Australian swimming has been hit with two damning reports revealing athletes breached team rules relating to alcohol, prescription drugs, bullying and team curfews during the 2012 London Olympic Games in incidents described as “culturally toxic”.

As a coach I was furious and saddened that our great sport has been tarnished in what could and should have been prevented.  When a swimmer joins a team, regardless of age or ability they should be treated with respect by the coach and staff with clear boundaries and guidelines in place so everyone knows the rules and expectations and certainly who is in charge on the deck.

Children learn from example. If a poor example is being demonstrated by people in authority then that in turn filters down the line.  I have unfortunately seen athletes behave badly, with poor attitude and arrogance towards fellow athletes and loving psychology like I do, I always look around that person’s environment to see where the behaviour comes from.  It either comes from the parents, or bad choice of friends they hang around or sadly from coaches.

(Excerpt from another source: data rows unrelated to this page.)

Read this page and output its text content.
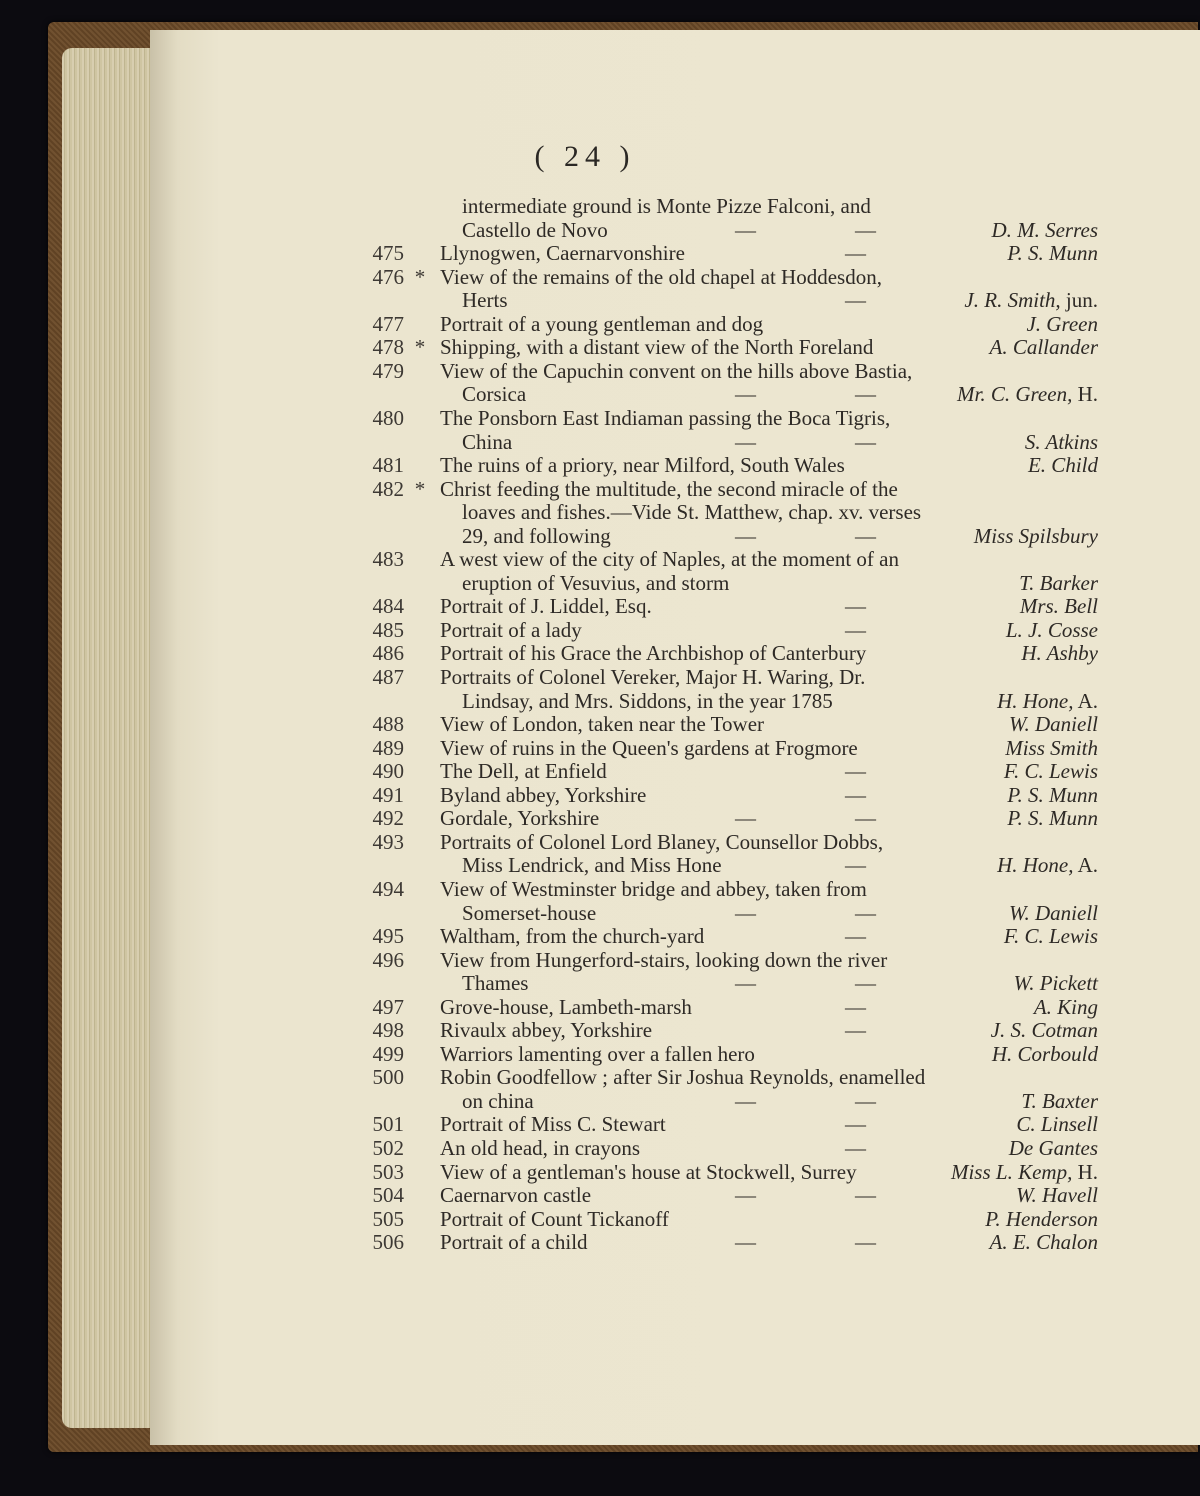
( 24 )
intermediate ground is Monte Pizze Falconi, and
Castello de Novo	—	—	D. M. Serres
475 Llynogwen, Caernarvonshire	—	P. S. Munn
476 * View of the remains of the old chapel at Hoddesdon,
Herts	—	J. R. Smith, jun.
477 Portrait of a young gentleman and dog	J. Green
478 * Shipping, with a distant view of the North Foreland	A. Callander
479 View of the Capuchin convent on the hills above Bastia,
Corsica	—	—	Mr. C. Green, H.
480 The Ponsborn East Indiaman passing the Boca Tigris,
China	—	—	S. Atkins
481 The ruins of a priory, near Milford, South Wales	E. Child
482 * Christ feeding the multitude, the second miracle of the
loaves and fishes.—Vide St. Matthew, chap. xv. verses
29, and following	—	—	Miss Spilsbury
483 A west view of the city of Naples, at the moment of an
eruption of Vesuvius, and storm	T. Barker
484 Portrait of J. Liddel, Esq.	—	Mrs. Bell
485 Portrait of a lady	—	L. J. Cosse
486 Portrait of his Grace the Archbishop of Canterbury	H. Ashby
487 Portraits of Colonel Vereker, Major H. Waring, Dr.
Lindsay, and Mrs. Siddons, in the year 1785	H. Hone, A.
488 View of London, taken near the Tower	W. Daniell
489 View of ruins in the Queen's gardens at Frogmore	Miss Smith
490 The Dell, at Enfield	—	F. C. Lewis
491 Byland abbey, Yorkshire	—	P. S. Munn
492 Gordale, Yorkshire	—	—	P. S. Munn
493 Portraits of Colonel Lord Blaney, Counsellor Dobbs,
Miss Lendrick, and Miss Hone	—	H. Hone, A.
494 View of Westminster bridge and abbey, taken from
Somerset-house	—	—	W. Daniell
495 Waltham, from the church-yard	—	F. C. Lewis
496 View from Hungerford-stairs, looking down the river
Thames	—	—	W. Pickett
497 Grove-house, Lambeth-marsh	—	A. King
498 Rivaulx abbey, Yorkshire	—	J. S. Cotman
499 Warriors lamenting over a fallen hero	H. Corbould
500 Robin Goodfellow ; after Sir Joshua Reynolds, enamelled
on china	—	—	T. Baxter
501 Portrait of Miss C. Stewart	—	C. Linsell
502 An old head, in crayons	—	De Gantes
503 View of a gentleman's house at Stockwell, Surrey	Miss L. Kemp, H.
504 Caernarvon castle	—	—	W. Havell
505 Portrait of Count Tickanoff	P. Henderson
506 Portrait of a child	—	—	A. E. Chalon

I have watched coaches who should have their licences removed because of their behaviour.  My swimmers are told from the beginning with my program that bad behaviour isn’t tolerated.  If they come across a swimmer who is unkind I say “Never argue with idiots” in other words walk away when necessary.  Another thing I tell them to remember is “That you aren’t better than anybody else and nobody else is better than you”.

It is our duty of care to all our swimmers and I believe our role as coaches who play a critical part in their lives, to create not only good swimmers but well rounded people with good character and skills to progress through life and make a difference for the better.

I will wait with interest if hard decisions are made by Swimming Australia like a lot of coaches will.   Until then respect one another and be the best you can be.